If possible, work with uv. Clone the repository and run uv sync.
Create an venv or conda environment and install the following packages:
- ipykernel
- ipython
- ipywidgets
- jupyter
- tqdm
- transformers
- sentence-transformers
- bitsandbytes
- datasets
- flash-attn
- liger-kernel
- peft
- trl
- unsloth
flash-attn should be installed with the option --no-build-isolation.
Of course, you can also Use the supplied requirements.txt, but some dependencies might be outdated.
You can also use runpod. uv is already preinstalled there.
You can either try to run the notebooks directly or try to follow how I run them and use it as a documentation (or run it later).
- 10-prepare-dataset-finetune.ipynb: Prepares the dataset for finetuning the classification model (uses data from Amazon reviews)

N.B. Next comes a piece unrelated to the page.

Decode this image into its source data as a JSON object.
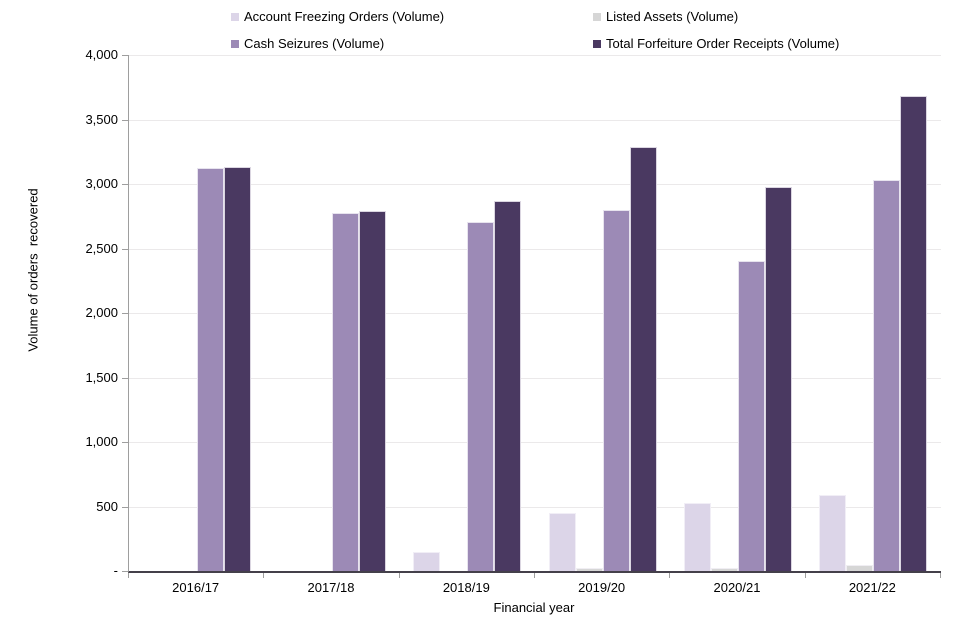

- 11-bert-finetune-classification.ipynb: Finetune a BERT-like model for classificaition
- 12-alternative-zeroshot.ipynb: Alternative approach using a zerosho (NLI) classification model
- 21-sbert-finetune.ipynb: Finetune a sentence BERT (similiarity) model
- 22-create-sbert-data-qwen-reranker.ipynb: Optimize the dataset used for finetuning by using a reranker
- 23-sbert-finetune-qwen-reranker.ipynb: Finetune the similarity model again using the optimized dataset
- 31a-qwen3-07-full-finetune.ipynb: Training notebook
- 31b-qwen3-07.ipynb: Companion notebook for evaluation
- 32a-llama32-1-huggingface.ipynb: Training notebook
- 32b-llama32-1.ipynb: Companion notebook for evaluation